Man, I loved that show. (You can catch a marathon of Twilight Zone episodes on New Year's Eve and New Year's Day on SyFy.)
Anyway, here are a list of 25 important books I haven't read. (Warning: This list is random and in no particular order and is by no means representative of all the important books I have failed to read. This list may cause nausea, dizziness, diarrhea, or numbness. Do not read this list while operating heavy machinery. Do not read this list while pregnant or breastfeeding. If reading this list causes an erection that lasts more than four hours, seek emergency treatment.)
1. War and Peace by Leo Tolstoy
2. Anna Karenina by Leo Tolstoy
3. Twilight by Leo Tolstoy (Just wanted to see if you were paying attention.)

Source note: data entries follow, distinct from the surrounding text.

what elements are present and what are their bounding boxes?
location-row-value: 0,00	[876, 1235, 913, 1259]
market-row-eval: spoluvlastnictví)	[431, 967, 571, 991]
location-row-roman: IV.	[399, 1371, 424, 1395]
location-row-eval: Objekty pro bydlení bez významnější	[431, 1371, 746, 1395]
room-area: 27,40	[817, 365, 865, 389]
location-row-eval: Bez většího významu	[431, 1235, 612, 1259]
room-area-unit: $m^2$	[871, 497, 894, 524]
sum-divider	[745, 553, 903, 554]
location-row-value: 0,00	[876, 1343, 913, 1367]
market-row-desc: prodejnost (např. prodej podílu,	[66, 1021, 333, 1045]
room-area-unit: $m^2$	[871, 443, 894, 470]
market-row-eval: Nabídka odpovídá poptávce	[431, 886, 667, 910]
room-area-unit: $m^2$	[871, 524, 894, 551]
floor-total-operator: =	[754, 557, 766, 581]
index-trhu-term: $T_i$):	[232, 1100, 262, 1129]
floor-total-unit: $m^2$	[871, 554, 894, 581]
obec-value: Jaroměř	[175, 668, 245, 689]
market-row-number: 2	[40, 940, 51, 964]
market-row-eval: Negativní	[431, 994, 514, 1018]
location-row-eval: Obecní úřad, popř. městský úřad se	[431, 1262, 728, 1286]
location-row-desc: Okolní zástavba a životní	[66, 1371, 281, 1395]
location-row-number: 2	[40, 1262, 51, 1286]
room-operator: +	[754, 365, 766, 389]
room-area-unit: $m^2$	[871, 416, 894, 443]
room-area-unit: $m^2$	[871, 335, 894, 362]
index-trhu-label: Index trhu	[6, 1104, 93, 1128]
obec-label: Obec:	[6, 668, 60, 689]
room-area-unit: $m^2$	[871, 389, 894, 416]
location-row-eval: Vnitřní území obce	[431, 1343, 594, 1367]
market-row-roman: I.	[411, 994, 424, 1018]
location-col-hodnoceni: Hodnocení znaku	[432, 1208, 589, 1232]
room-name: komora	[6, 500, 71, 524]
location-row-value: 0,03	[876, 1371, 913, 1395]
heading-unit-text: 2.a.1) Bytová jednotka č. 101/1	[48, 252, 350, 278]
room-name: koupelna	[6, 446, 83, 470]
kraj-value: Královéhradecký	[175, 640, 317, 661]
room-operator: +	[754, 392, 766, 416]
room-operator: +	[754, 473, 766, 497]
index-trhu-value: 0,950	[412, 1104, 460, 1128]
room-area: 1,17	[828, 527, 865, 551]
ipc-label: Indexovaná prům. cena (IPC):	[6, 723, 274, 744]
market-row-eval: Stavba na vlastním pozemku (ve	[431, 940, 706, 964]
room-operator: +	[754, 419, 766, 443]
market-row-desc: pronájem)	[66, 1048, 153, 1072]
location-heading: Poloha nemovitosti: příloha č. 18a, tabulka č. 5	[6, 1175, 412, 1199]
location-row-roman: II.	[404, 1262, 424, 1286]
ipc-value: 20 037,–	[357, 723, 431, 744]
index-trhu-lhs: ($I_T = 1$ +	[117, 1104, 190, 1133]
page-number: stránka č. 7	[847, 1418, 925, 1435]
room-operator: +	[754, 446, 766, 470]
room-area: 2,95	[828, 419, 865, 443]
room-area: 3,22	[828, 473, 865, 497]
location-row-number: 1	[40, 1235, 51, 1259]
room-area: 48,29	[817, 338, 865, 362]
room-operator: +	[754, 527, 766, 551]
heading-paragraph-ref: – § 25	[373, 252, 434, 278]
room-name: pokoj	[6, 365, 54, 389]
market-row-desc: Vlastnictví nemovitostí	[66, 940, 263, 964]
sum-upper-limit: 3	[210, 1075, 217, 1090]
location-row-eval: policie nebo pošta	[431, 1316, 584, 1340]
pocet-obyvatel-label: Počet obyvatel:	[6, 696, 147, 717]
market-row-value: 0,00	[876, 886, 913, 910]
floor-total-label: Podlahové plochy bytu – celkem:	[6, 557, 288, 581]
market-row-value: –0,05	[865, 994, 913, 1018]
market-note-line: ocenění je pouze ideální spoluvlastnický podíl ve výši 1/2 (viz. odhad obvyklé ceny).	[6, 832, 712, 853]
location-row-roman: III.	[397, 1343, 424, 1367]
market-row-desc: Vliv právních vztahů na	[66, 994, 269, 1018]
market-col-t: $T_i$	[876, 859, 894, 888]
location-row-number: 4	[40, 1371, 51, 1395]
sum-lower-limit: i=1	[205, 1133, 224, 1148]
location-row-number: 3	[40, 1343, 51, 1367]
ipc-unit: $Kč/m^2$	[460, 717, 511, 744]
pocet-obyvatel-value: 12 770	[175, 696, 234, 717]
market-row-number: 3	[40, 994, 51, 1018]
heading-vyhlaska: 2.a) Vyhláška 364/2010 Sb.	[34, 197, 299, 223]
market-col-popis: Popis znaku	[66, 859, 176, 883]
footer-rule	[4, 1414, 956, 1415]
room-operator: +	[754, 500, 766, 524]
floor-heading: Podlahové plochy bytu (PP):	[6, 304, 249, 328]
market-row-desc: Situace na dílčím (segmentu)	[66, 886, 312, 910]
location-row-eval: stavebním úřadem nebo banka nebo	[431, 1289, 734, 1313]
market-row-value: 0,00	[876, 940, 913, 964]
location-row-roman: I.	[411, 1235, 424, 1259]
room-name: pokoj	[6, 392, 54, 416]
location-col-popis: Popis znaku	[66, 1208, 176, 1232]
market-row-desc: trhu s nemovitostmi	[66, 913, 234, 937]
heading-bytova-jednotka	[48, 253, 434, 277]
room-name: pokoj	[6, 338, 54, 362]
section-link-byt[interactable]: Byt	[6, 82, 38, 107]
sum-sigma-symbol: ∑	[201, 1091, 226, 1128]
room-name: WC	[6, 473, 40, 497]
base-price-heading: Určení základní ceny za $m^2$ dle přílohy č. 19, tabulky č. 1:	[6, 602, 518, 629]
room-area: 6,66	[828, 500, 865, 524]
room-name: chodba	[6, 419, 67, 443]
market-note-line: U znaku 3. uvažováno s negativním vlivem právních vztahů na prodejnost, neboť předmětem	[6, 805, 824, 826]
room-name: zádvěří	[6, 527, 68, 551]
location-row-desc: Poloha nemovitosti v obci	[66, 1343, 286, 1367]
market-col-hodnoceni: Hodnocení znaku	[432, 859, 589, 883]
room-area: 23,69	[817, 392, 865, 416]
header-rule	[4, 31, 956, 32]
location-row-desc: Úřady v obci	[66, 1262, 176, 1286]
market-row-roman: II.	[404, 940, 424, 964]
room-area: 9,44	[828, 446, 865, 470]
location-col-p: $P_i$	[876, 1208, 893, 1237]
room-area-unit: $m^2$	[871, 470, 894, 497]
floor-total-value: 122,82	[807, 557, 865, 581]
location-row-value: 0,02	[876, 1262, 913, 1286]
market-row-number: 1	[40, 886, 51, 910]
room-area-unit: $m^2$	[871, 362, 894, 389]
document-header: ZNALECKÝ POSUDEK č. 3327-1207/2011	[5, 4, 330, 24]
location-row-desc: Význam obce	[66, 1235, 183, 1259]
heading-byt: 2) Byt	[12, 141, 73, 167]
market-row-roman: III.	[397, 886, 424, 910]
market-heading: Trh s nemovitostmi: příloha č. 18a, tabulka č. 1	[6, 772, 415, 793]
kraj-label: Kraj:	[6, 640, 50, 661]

4. Jane Eyre by Charlotte Bronte
5. The Count of Monte Cristo by Alexandre Dumas (click on the title for a treat)
6. Don Juan by Lord Byron
7. Madame Bovary by Gustave Flaubert
8. Paradise Lost by John Milton
9. Remembrance of Things Past by Marcel Proust
10. Midnight's Children by Salman Rushdie. (I have, however read Rushdie's pitiful attempts to hook up via Facebook with this "gorgeous, hottt! : )" chick. Oh, Salman, really?)
11. Dr. Jekyll and Mr. Hyde by Robert Louis Stevenson
13. The Invisible Man by H.G. Wells
14. Animal Farm by George Orwell
15. Crime and Punishment by Fyodor Dostoyevsky
16. David Copperfield by Charles Dickens
17. The Beautiful and Damned by F. Scott Fitzgerald
18. All Quiet on the Western Front by Erich Maria Remarque
19. Brave New World by Aldous Huxley
20. The Heart is a Lonely Hunter by Carson McCullers
21. Middlemarch by George Eliot
22. The Picture of Dorian Gray by Oscar Wilde
23. Tess of the d'Urbervilles by Thomas Hardy
24. A Room with a View by E.M. Forster
25. Breaking Dawn: The Twilight Saga by Stephenie Meyer
What classic, important books have you not read?
How many times have you watched Hitch on TBS?
Do you think I should have bangs again?